Marido com quatro esposas: cultura islâmica
Pensando em nosso meio cultural, meu interesse pelo assunto me fez diferenciar alguns termos correntes no universo das atuais definições de relacionamentos. Partamos do suposto que poliamor é diferente de poligamia (várias uniões ao mesmo tempo, mas sem consentimento explícito e convívio institucionalizado). E também cabe distinguir poliamor de poliginia (homem com mais de uma mulher), ou mesmo de poliandria (uma mulher com dois ou mais homens). Convém lembrar que essas definições remetem a estatutos jurídicos legitimados em algumas culturas e que agora começam a frequentar debates sobre este tema em nossos andamentos jurídicos vigentes.

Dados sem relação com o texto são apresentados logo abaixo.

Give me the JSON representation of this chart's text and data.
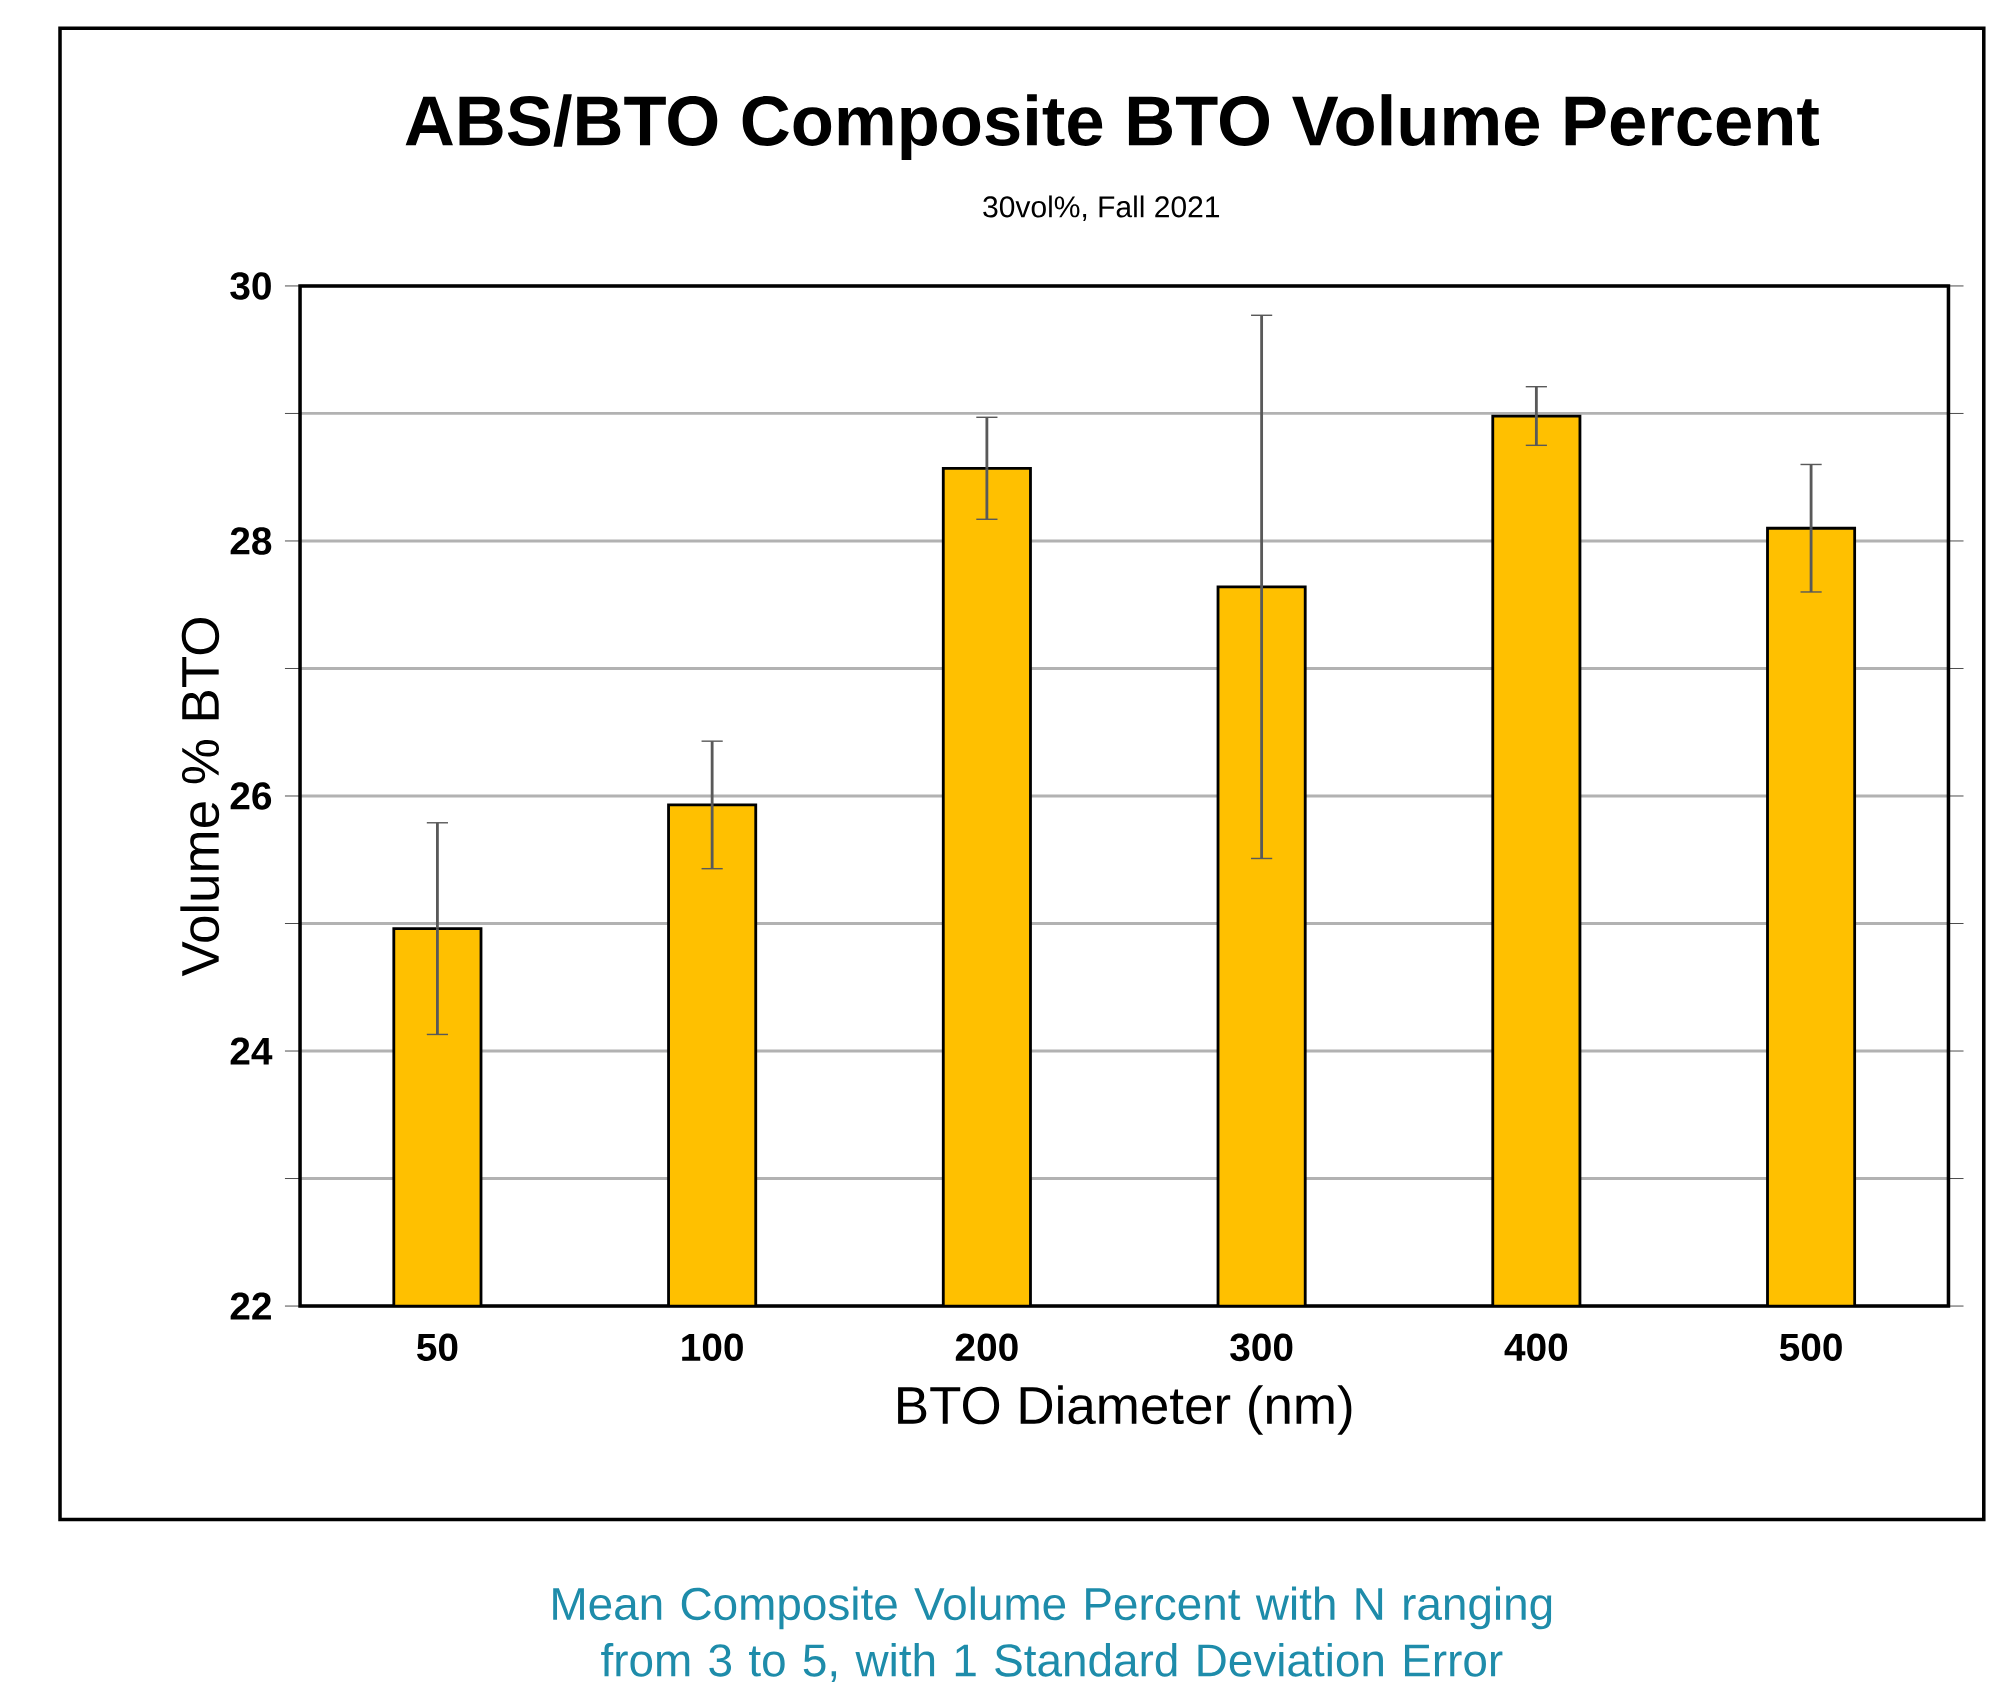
{
  "chart_data": {
    "type": "bar",
    "title": "ABS/BTO Composite BTO Volume Percent",
    "subtitle": "30vol%, Fall 2021",
    "xlabel": "BTO Diameter (nm)",
    "ylabel": "Volume % BTO",
    "categories": [
      "50",
      "100",
      "200",
      "300",
      "400",
      "500"
    ],
    "values": [
      24.96,
      25.93,
      28.57,
      27.64,
      28.98,
      28.1
    ],
    "errors": [
      0.83,
      0.5,
      0.4,
      2.13,
      0.23,
      0.5
    ],
    "color": "#ffc000",
    "ylim": [
      22,
      30
    ],
    "yticks": [
      22,
      {
        "value": 23,
        "label": null
      },
      24,
      {
        "value": 25,
        "label": null
      },
      26,
      {
        "value": 27,
        "label": null
      },
      28,
      {
        "value": 29,
        "label": null
      },
      30
    ],
    "grid": "y",
    "annotations": [
      "Mean Composite Volume Percent with N ranging from 3 to 5,  with 1 Standard Deviation Error"
    ]
  }
}
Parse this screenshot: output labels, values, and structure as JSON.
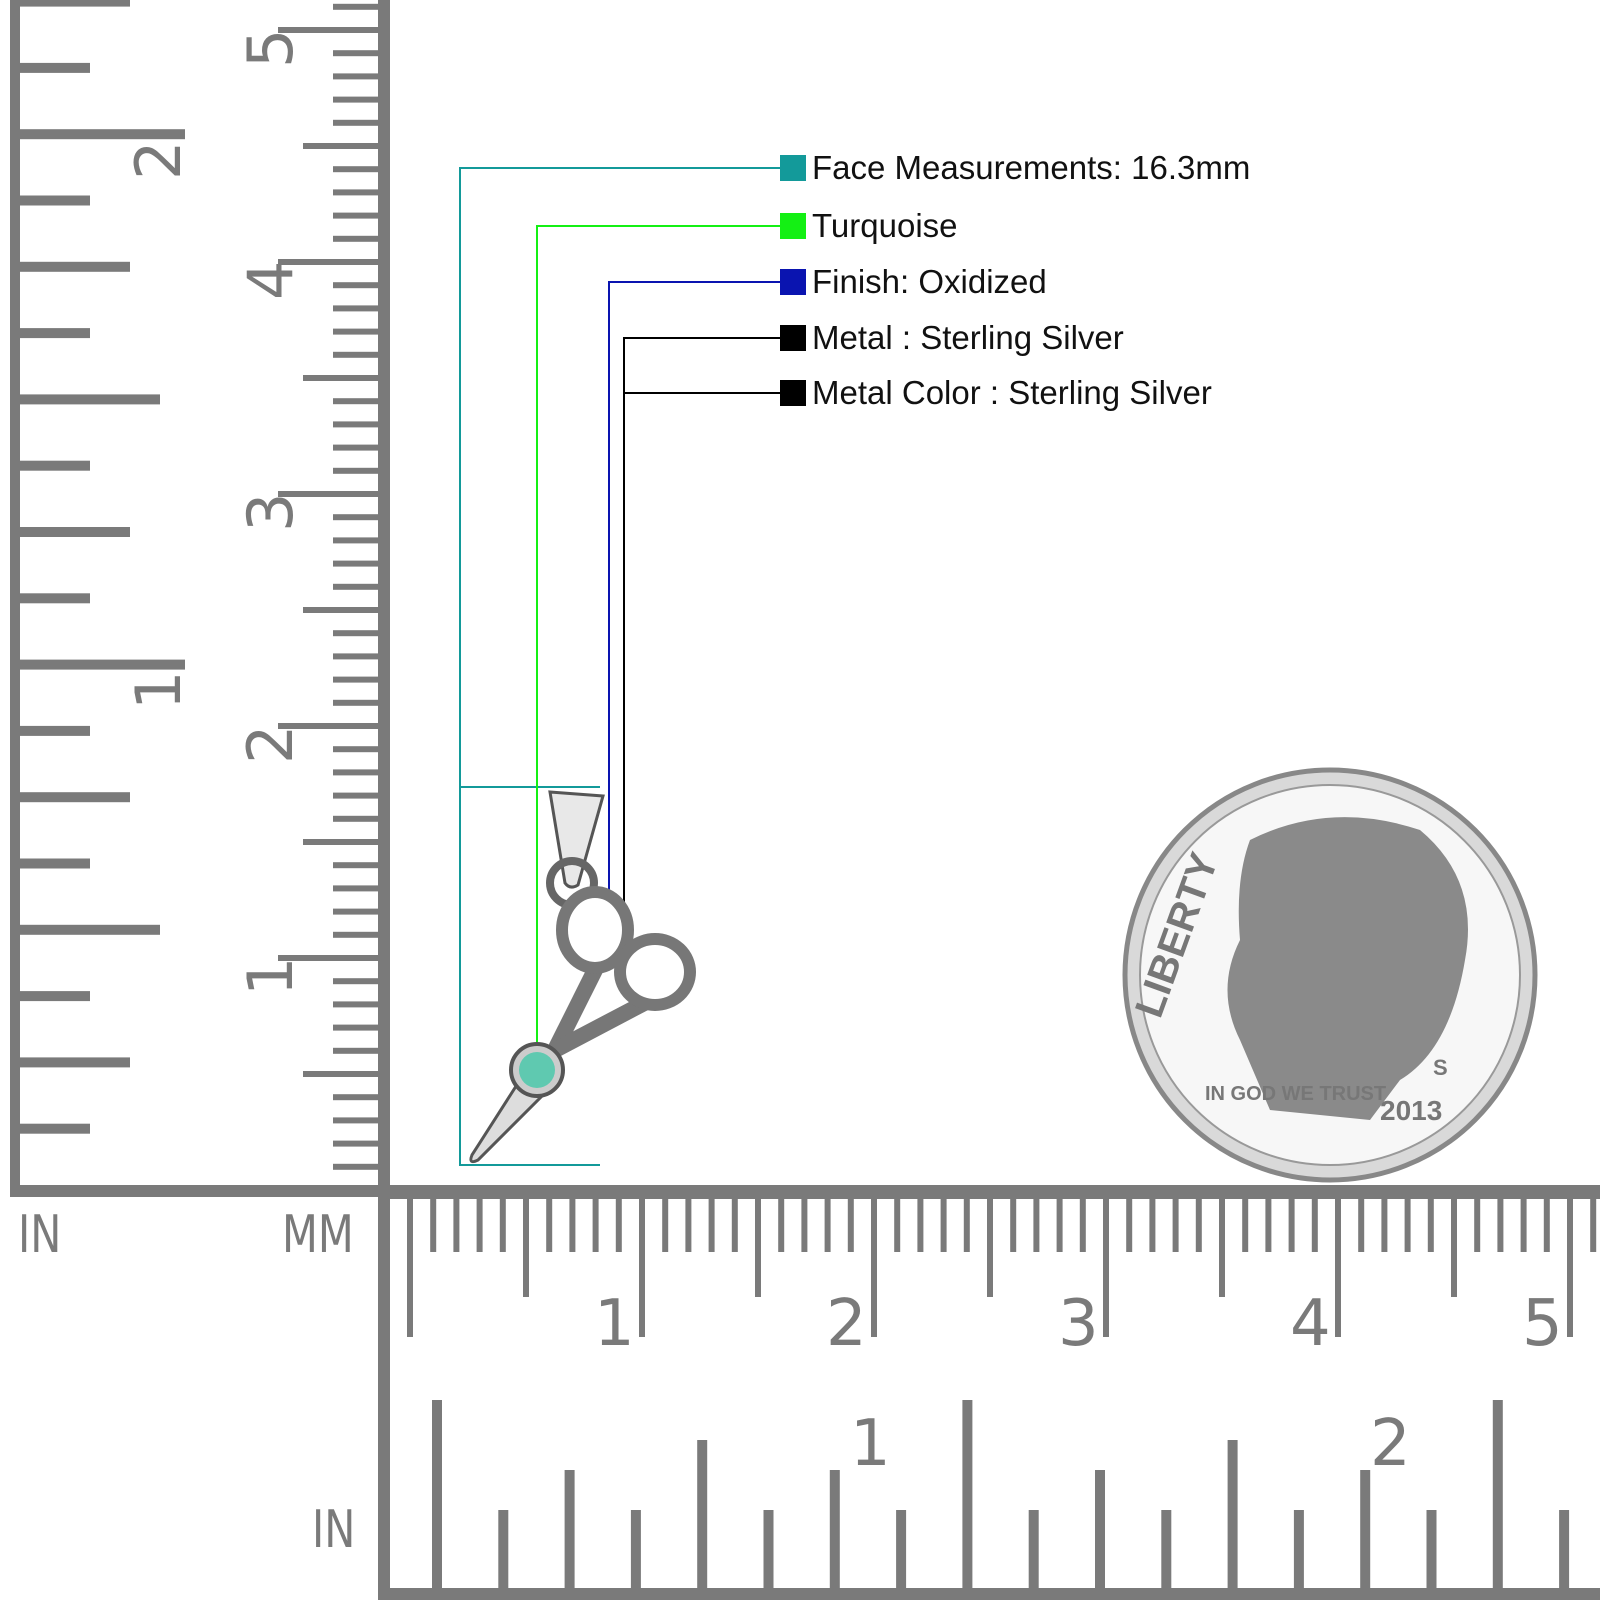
{
  "specs": [
    {
      "label": "Face Measurements: 16.3mm",
      "color": "#139a9a"
    },
    {
      "label": "Turquoise",
      "color": "#14f014"
    },
    {
      "label": "Finish: Oxidized",
      "color": "#0a14b0"
    },
    {
      "label": "Metal : Sterling Silver",
      "color": "#000000"
    },
    {
      "label": "Metal Color : Sterling Silver",
      "color": "#000000"
    }
  ],
  "ruler": {
    "left_unit_in": "IN",
    "left_unit_mm": "MM",
    "bottom_unit_in": "IN",
    "mm_labels": [
      "1",
      "2",
      "3",
      "4",
      "5"
    ],
    "in_labels": [
      "1",
      "2"
    ],
    "color": "#7a7a7a"
  },
  "coin": {
    "text_top": "LIBERTY",
    "motto": "IN GOD WE TRUST",
    "year": "2013",
    "mint": "S"
  }
}
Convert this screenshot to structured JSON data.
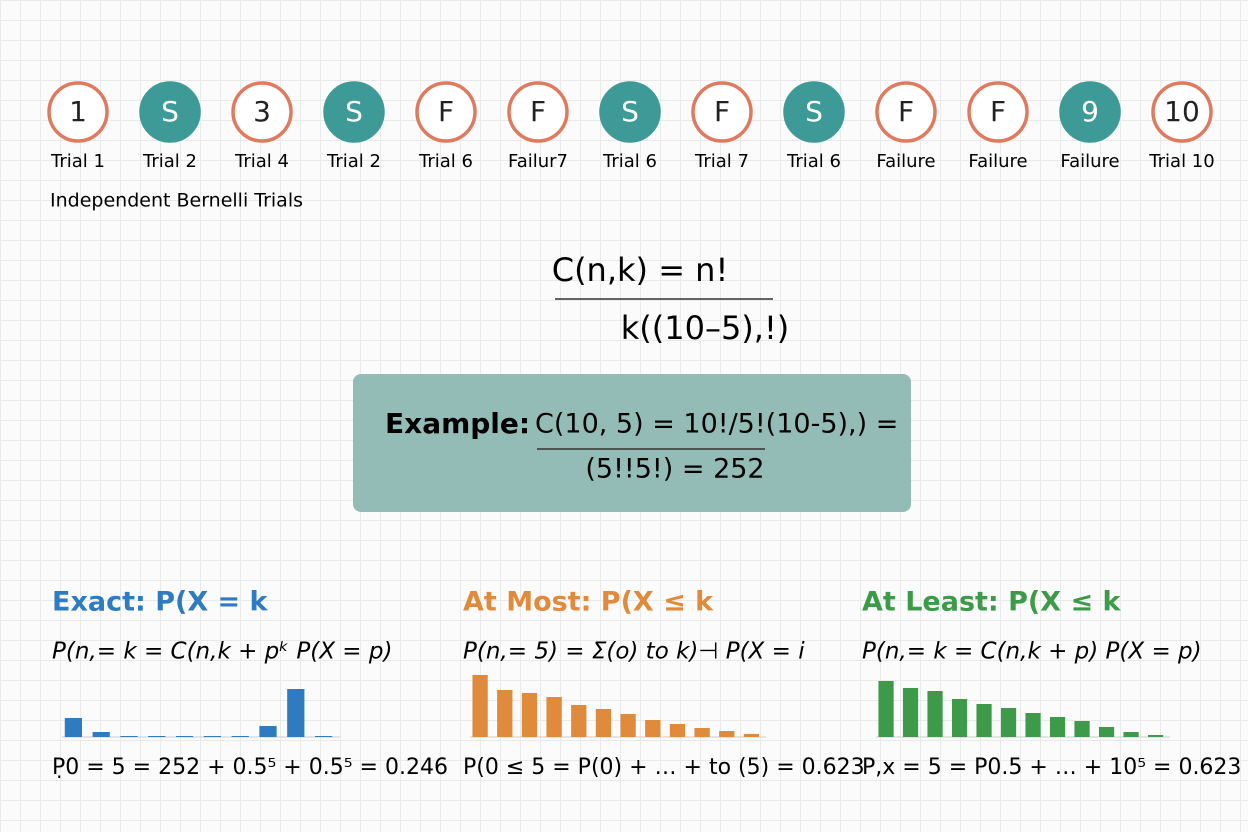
{
  "trials": [
    {
      "symbol": "1",
      "caption": "Trial 1",
      "filled": false
    },
    {
      "symbol": "S",
      "caption": "Trial 2",
      "filled": true
    },
    {
      "symbol": "3",
      "caption": "Trial 4",
      "filled": false
    },
    {
      "symbol": "S",
      "caption": "Trial 2",
      "filled": true
    },
    {
      "symbol": "F",
      "caption": "Trial 6",
      "filled": false
    },
    {
      "symbol": "F",
      "caption": "Failur7",
      "filled": false
    },
    {
      "symbol": "S",
      "caption": "Trial 6",
      "filled": true
    },
    {
      "symbol": "F",
      "caption": "Trial 7",
      "filled": false
    },
    {
      "symbol": "S",
      "caption": "Trial 6",
      "filled": true
    },
    {
      "symbol": "F",
      "caption": "Failure",
      "filled": false
    },
    {
      "symbol": "F",
      "caption": "Failure",
      "filled": false
    },
    {
      "symbol": "9",
      "caption": "Failure",
      "filled": true
    },
    {
      "symbol": "10",
      "caption": "Trial 10",
      "filled": false
    }
  ],
  "trials_label": "Independent Bernelli Trials",
  "formula": {
    "numerator": "C(n,k) = n!",
    "denominator": "k((10–5),!)"
  },
  "example": {
    "label": "Example:",
    "line1": "C(10, 5) = 10!/5!(10-5),) =",
    "line2": "(5!!5!) = 252"
  },
  "panels": [
    {
      "title": "Exact: P(X = k",
      "formula": "P(n,= k = C(n,k + pᵏ   P(X = p)",
      "result": "P̣0 = 5 = 252 + 0.5⁵ + 0.5⁵ = 0.246",
      "color": "#2e7bbf",
      "ylim": [
        0,
        65
      ],
      "values": [
        19,
        5,
        1,
        1,
        1,
        1,
        1,
        11,
        48,
        1
      ]
    },
    {
      "title": "At Most: P(X ≤ k",
      "formula": "P(n,= 5) = Σ(o) to k)⊣ P(X = i",
      "result": "P(0 ≤ 5 = P(0) + … + to (5) = 0.623",
      "color": "#e08a3c",
      "ylim": [
        0,
        65
      ],
      "values": [
        62,
        47,
        44,
        40,
        32,
        28,
        23,
        17,
        13,
        9,
        6,
        3
      ]
    },
    {
      "title": "At Least: P(X ≤ k",
      "formula": "P(n,= k = C(n,k + p)  P(X = p)",
      "result": "P,x = 5 = P0.5 + … + 10⁵ = 0.623",
      "color": "#3d9a48",
      "ylim": [
        0,
        65
      ],
      "values": [
        56,
        49,
        46,
        38,
        33,
        29,
        24,
        20,
        16,
        10,
        5,
        2
      ]
    }
  ]
}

É verdade que relacionamentos “desviados” são fenômenos conhecidos e já considerados juridicamente. Até a Constituição contempla a possibilidade de ampliar o conceito de família restrita a duas pessoas, homem e mulher. A complicar o caso convém lembrar que desde 2011 nossa Lei Magna acatou, por analogia, para homossexuais a mesma regra baseada no modelo heterossexual. E tudo acontece mantendo a monogamia como padrão comum. Independente de exceções, porém, é notável o registro de casos de união marital de três pessoas sob o mesmo teto. E a multiplicação de notícias faz com que sejamos surpreendidos com a expressão harmônica entre os participantes.
Expressão harmônica entre os participantes
Interessa pensar os sentimentos definidos como próprios para duas pessoas, como é o caso do amor. Li a respeito que um adepto ao ser interpelado se valeu da passagem bíblica que coloca na boca de Jesus o seguinte dizer “Não se turbe o vosso coração, creiam em Deus; creiam também em mim” (João 14:1) e completando “Na casa de meu Pai há muitas moradas”. (João 14:2,3).
Independente de argumentos jurídicos ou religiosos, creio que o poliamor trata do que Bauman chama de “amor líquido”, ou seja, um sentimento coerente com os avanços do capitalismo consumista. Como se trata de um caso em que tanto um homem pode ter duas mulheres como uma mulher dois homens, não se aplica a conveniente argumentação do machismo. Creio ser mesmo expressão de um tempo em que até a individualidade se multiplica. Por enquanto prefiro pensar que é melhor ser um casal do que trisal. Pelo sim ou pelo não, vou treinando minha capacidade de pensar o futuro.